Au Canada, le retour de Kilian à l’UTMB : une incohérence qui n’impressionne plus
L’icône du trail revient sans que rien n’ait changé
Kilian Jornet retourne à l’UTMB en août 2026. La nouvelle a fait le tour des réseaux sociaux cette semaine.
Le roi du trail revient chercher une cinquième victoire pour briser l’égalité avec François D’Haene.
Sur papier, c’est l’événement de l’année.
Mais honnêtement ? Cette annonce laisse un goût amer.
Un boycott qui ne change rien
En 2024, Kilian Jornet et Zach Miller ont appelé les athlètes à boycotter l’UTMB. Leur message était clair : la direction prise par le groupe UTMB depuis son partenariat avec Ironman en 2022 allait à l’encontre de ce que devrait être le trail. Trop commercial, trop corporate, trop loin de l’esprit original du sport.
Deux ans plus tard, qu’est-ce qui a changé ? Rien.
Absolument rien.
L’UTMB continue sur sa lancée. Les prix des dossards restent élevés. Le circuit UTMB World Series s’étend partout. Les partenariats corporatifs se multiplient. La machine tourne à plein régime.
Et Kilian revient quand même. Sans explication claire. Sans changement apparent de la part de l’organisation.
« Ça reste une épreuve que j’adore et même si on diffère sur certains points, on a quand même beaucoup de points communs », a-t-il dit à l’AFP.
Une déclaration qui sonne creux après avoir appelé au boycott.

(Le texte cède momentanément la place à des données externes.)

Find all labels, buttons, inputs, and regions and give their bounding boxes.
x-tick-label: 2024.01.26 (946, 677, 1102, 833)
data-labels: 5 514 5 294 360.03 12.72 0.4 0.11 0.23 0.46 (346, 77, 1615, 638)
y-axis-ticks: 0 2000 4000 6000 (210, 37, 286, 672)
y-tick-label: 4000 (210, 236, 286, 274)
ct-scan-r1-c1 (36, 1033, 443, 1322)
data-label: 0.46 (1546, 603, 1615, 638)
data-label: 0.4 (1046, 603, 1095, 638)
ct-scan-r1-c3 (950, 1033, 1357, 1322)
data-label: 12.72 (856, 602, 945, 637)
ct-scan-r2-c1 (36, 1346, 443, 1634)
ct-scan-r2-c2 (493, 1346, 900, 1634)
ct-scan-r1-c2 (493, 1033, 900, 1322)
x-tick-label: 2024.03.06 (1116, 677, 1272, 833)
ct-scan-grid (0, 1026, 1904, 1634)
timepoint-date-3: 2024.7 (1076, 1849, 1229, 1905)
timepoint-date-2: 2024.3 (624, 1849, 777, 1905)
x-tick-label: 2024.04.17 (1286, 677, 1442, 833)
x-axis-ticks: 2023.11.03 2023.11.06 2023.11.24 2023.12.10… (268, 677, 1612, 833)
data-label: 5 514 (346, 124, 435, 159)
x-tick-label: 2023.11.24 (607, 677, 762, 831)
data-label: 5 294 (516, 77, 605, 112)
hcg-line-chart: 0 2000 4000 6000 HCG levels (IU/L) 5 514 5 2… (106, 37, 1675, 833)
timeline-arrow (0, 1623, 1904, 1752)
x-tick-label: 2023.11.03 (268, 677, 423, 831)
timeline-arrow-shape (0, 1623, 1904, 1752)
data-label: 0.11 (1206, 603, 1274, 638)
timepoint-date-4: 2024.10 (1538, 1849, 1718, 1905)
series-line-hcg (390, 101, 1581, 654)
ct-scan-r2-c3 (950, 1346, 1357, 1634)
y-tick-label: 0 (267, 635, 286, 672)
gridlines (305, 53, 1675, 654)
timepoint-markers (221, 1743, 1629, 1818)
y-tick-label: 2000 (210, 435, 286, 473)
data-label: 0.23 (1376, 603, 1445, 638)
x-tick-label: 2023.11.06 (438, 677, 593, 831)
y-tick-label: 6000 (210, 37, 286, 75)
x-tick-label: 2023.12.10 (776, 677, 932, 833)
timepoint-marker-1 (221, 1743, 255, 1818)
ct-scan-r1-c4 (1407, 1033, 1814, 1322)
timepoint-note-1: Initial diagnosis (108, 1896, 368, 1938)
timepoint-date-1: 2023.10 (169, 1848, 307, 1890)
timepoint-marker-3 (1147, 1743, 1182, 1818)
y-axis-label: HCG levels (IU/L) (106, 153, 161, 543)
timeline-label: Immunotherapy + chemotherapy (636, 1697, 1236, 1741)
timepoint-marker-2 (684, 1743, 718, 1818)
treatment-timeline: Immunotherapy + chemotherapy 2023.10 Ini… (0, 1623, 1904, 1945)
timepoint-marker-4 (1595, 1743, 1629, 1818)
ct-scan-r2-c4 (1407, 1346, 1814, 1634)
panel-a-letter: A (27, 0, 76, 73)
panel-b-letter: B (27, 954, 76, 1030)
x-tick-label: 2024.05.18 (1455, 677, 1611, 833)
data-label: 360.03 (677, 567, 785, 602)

L’UTMB est un système excluant, surtout vu du Canada
D’ici, au Canada, l’UTMB se regarde avec un mélange de fascination et de distance. C’est loin, c’est cher, c’est compliqué d’y accéder. Le système de points UTMB Index force les coureurs à participer à des courses du circuit juste pour accumuler des Running Stones et espérer un dossard.
Pour un coureur québécois ou canadien, ça veut dire voyager en Europe ou payer pour des courses UTMB World Series qui coûtent une fortune. C’est excluant. C’est élitiste. C’est exactement ce contre quoi Kilian prétendait se battre.
Mathieu Blanchard, Franco-Canadien qui a terminé deuxième derrière Kilian en 2022 avec un chrono de 19h49, connaît cette réalité. Les coureurs d’ici qui rêvent de l’UTMB doivent débourser des milliers de dollars juste pour avoir une chance de s’inscrire.
Le problème avec les icônes
Kilian Jornet est une légende vivante. Personne ne nie son talent. Mais les légendes ont aussi une responsabilité.
Quand tu appelles au boycott, tu prends position. Tu dis « ça suffit, il faut que ça change ». Revenir sans changement majeur de la part de l’organisation envoie un autre message : les principes, c’est négociable. Le boycott, c’était du théâtre. Au final, le prestige gagne.
Des alternatives qui méritent l’attention comme le Québec Mega Trail
Pendant que l’UTMB monopolise l’attention médiatique, d’autres courses font les choses différemment. Le Québec Mega Trail continue de grandir en gardant son identité, maintenant partie du World Trail Majors et du Golden Trail World Series tout en restant ancré dans sa communauté.
Le Yukon Arctic Ultra reste fidèle à sa philosophie : pas de spectacle marketing, juste la réalité brute du Grand Nord canadien. Des événements qui prouvent qu’on peut grandir sans vendre son âme.
L’histoire qui ne mérite pas toute l’attention
Kilian Jornet à l’UTMB ? C’est une belle histoire pour les médias européens. Sportivement, ce sera probablement spectaculaire. Mais d’un point de vue canadien, ce retour sans principes ne mérite pas toute l’attention qu’il reçoit.
Le trail, c’est plus grand que l’UTMB. Et le retour d’une légende qui abandonne ses convictions au profit du prestige, ce n’est pas vraiment une victoire pour le sport.